Microsoft’s Zune makes a humiliating comeback on the media format it was supposed to replace thanks to ‘Guardians of the Galaxy Vol. 3’

As a former Zune owner, this hurts.

Image via James Gunn/X/Twitter.

Even as the credits have rolled on Guardians of the Galaxy Vol. 3, with the film’s theatrical release being in the rearview mirror as home audiences enjoy it on Disney Plus, the Microsoft Zune continues to be the punchline that just doesn’t end.

Recommended Videos

The latest example of this is the fact that the media player, which was meant to be Microsoft’s answer to the iPod, is making a kind of pathetic comeback in the form of the design of a special edition cassette tape for the Guardians of the Galaxy Vol. 3 soundtrack (AKA Awesome Mix Vol. 3). The fact that cassette tapes, the very media format that the Zune was supposed to replace (along with CDs and MiniDiscs), are making a comeback as a trendy type of retro novelty just makes Microsoft’s defeat that much worse.

I was one of the rare adopters of the Zune when it first came out, in the mid-2000s, and I even had that ugly brown-and-green one that Chris Pratt’s Peter Quill has in the movie. I have to say, I loved my Zune and would probably still use it today if it didn’t die on me within a decade after I bought it.

At a time when video playback was considered a premium feature on iPods, that was a standard spec on the Zune’s debut device. And I will never forget the gloriously weird animated music video that came preloaded on my player, Chad VanGaalen’s “Red Hot Drops.” It was definitely a piece of media that far surpassed any force-fed U2 album, like the kind that would be seen on Apple devices years later.

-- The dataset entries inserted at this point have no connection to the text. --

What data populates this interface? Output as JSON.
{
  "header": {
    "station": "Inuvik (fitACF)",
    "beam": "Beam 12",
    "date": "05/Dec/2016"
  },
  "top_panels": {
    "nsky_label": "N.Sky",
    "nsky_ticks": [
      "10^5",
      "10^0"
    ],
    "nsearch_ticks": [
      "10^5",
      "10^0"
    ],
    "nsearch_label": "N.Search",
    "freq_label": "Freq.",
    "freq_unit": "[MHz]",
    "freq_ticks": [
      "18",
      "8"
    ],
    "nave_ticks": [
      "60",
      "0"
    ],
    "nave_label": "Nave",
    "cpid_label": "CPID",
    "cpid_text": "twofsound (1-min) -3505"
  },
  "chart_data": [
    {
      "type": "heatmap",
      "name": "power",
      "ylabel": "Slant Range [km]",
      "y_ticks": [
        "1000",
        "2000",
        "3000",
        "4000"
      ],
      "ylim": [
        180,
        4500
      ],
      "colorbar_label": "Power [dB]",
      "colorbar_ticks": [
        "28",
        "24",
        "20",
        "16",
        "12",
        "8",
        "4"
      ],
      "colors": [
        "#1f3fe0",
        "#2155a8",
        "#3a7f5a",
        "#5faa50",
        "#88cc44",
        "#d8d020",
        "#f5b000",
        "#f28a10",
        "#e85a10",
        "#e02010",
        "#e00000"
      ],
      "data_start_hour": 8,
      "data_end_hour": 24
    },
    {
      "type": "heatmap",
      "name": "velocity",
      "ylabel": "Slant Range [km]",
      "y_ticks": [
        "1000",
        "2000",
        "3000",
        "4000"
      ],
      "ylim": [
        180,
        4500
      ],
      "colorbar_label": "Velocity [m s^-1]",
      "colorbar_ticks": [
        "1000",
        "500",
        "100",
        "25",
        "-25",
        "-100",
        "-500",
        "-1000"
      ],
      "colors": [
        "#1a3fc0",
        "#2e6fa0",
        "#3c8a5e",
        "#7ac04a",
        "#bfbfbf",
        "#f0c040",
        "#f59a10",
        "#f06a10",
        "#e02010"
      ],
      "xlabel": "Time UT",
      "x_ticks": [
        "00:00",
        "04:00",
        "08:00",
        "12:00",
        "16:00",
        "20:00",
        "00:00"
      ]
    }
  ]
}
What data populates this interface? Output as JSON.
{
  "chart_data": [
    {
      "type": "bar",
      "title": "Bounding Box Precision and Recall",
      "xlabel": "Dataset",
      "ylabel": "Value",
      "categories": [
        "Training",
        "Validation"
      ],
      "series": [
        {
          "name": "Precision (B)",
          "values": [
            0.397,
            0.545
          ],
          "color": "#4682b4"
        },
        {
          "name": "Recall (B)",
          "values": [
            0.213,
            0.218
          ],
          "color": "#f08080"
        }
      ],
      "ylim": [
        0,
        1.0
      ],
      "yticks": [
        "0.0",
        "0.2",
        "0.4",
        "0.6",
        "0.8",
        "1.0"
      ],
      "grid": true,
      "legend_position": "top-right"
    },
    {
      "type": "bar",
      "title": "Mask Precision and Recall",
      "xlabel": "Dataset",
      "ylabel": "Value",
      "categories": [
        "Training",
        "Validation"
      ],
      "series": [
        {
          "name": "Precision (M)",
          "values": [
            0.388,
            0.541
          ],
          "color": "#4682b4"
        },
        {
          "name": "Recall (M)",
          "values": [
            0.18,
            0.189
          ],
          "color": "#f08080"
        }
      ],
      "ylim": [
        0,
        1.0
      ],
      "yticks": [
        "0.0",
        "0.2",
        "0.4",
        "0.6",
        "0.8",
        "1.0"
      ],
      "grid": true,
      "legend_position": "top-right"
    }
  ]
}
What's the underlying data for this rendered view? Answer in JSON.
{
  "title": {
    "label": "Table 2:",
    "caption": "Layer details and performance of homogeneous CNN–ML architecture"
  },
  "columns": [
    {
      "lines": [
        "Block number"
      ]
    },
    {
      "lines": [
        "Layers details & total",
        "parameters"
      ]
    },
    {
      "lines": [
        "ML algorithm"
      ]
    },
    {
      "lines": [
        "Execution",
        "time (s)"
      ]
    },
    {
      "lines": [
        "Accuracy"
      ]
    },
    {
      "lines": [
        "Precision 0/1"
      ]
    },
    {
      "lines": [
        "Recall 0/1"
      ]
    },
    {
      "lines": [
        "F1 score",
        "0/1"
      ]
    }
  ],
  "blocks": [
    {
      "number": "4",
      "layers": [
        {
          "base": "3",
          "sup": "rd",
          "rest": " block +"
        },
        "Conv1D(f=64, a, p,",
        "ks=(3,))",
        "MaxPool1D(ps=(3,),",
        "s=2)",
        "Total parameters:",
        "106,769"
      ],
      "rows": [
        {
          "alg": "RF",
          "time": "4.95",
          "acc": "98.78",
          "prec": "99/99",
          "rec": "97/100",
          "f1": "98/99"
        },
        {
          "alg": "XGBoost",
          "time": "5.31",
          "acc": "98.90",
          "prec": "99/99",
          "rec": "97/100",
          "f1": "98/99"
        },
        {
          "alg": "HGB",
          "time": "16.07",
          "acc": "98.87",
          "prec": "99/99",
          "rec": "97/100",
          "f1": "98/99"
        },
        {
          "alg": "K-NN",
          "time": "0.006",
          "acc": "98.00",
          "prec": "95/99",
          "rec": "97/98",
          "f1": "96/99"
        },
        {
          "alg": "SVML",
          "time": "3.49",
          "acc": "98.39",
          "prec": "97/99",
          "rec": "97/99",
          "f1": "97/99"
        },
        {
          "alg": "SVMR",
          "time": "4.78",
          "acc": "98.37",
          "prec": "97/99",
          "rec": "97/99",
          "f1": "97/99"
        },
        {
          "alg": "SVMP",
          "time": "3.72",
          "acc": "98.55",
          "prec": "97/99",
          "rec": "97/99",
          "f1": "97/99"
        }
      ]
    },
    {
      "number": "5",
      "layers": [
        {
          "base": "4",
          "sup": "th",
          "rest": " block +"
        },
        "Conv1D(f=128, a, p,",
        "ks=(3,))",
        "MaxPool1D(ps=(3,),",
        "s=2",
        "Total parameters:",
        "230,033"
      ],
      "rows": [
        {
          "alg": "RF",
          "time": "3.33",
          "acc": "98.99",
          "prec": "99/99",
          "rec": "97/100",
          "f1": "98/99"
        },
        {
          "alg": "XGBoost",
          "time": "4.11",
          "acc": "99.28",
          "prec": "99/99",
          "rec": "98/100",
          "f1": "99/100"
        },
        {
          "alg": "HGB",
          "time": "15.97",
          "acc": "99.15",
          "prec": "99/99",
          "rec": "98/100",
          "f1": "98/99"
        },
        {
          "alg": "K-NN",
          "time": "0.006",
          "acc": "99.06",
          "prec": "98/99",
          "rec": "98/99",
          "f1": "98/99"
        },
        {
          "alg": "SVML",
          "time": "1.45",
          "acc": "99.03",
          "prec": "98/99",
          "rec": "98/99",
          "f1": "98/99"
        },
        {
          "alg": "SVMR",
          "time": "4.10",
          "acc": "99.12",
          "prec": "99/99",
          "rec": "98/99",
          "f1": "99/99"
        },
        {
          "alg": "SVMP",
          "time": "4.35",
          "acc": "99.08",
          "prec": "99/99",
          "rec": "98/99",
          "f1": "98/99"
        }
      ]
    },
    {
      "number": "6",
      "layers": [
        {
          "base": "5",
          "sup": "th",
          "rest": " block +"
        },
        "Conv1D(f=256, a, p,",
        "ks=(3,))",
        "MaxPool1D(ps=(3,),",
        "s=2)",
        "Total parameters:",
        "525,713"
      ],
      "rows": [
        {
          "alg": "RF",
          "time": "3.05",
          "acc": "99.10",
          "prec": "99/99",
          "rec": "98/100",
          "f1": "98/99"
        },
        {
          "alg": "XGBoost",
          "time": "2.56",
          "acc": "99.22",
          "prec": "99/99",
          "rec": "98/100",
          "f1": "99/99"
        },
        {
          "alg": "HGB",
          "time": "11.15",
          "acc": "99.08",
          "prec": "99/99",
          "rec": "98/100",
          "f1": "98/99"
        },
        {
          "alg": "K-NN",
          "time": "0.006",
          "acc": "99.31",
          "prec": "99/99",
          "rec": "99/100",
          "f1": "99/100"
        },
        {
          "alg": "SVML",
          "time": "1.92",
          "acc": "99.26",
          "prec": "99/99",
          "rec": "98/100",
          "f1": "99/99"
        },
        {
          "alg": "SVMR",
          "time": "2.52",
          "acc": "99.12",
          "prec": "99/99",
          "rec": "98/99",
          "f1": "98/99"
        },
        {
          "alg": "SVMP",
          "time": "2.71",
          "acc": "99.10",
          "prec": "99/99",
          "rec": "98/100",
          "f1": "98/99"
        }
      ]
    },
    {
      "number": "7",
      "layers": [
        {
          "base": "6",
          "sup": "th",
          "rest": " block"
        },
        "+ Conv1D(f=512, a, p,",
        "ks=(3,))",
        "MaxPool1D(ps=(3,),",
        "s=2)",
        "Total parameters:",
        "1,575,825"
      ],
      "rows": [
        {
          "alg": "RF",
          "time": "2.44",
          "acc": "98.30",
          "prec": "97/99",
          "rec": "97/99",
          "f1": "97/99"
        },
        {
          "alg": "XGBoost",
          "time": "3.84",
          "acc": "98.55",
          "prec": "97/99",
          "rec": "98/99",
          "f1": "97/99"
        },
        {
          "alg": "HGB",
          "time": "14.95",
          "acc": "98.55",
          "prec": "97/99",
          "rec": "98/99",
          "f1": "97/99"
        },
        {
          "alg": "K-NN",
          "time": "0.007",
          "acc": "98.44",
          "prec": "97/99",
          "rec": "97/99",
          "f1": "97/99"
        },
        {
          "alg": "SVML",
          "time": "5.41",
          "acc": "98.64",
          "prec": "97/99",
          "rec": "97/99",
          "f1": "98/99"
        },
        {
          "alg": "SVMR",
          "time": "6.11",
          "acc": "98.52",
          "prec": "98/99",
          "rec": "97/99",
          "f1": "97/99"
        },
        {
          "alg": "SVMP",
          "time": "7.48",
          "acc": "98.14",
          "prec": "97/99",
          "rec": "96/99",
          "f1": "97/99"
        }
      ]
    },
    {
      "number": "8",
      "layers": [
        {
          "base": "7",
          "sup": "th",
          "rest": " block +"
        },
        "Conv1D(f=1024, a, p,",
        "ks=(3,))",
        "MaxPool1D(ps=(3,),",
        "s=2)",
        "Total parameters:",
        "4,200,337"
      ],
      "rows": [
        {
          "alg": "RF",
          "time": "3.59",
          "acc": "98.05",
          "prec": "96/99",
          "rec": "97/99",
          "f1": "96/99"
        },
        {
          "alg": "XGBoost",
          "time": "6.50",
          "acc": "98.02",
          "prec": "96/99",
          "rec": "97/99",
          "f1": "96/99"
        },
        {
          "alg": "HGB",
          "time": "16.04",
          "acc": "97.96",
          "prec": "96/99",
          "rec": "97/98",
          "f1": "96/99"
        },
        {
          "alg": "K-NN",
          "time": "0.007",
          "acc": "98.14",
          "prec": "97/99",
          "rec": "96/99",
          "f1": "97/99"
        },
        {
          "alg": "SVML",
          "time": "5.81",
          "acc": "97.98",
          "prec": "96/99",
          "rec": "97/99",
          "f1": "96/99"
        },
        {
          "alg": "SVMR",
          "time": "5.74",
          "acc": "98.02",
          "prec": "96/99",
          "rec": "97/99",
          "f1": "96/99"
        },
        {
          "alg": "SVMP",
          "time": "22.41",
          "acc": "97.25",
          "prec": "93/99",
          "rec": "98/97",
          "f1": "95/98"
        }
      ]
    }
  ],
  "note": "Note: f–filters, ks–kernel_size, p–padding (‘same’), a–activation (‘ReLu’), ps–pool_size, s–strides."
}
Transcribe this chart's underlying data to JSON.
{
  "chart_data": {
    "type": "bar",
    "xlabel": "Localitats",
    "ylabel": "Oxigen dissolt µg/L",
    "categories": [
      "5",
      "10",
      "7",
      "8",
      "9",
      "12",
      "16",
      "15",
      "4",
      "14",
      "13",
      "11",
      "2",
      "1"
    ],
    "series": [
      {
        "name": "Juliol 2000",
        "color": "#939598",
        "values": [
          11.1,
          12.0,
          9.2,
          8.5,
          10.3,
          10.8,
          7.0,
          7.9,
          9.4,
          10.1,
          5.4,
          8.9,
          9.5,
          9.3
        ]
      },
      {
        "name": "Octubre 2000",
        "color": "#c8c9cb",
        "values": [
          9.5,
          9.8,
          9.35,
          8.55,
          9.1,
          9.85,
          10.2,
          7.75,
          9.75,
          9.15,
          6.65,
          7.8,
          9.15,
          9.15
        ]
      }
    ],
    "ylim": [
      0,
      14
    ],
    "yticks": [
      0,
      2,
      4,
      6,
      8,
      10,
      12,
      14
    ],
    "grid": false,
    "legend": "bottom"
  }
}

Still, I knew I was an outsider. I remember being distinctly disappointed that the Zune had its own proprietary computer application for loading content that was pretty much just as cumbersome and annoying to use as iTunes, albeit slightly more aesthetically pleasing. I recall another low point running into a friend on the bus as I was listening to my Zune and, sensing the world’s rejection of the device, I desperately rambled about why it was actually great to use, like a profusely-sweating door-to-door vacuum cleaner salesman.

Anyway, I still miss my Zune to this day. But as painful as it is to see it as just another punching bag for a joke, it’s a bit of a nostalgia rush to see the same player I had available for purchase on a cassette soundtrack.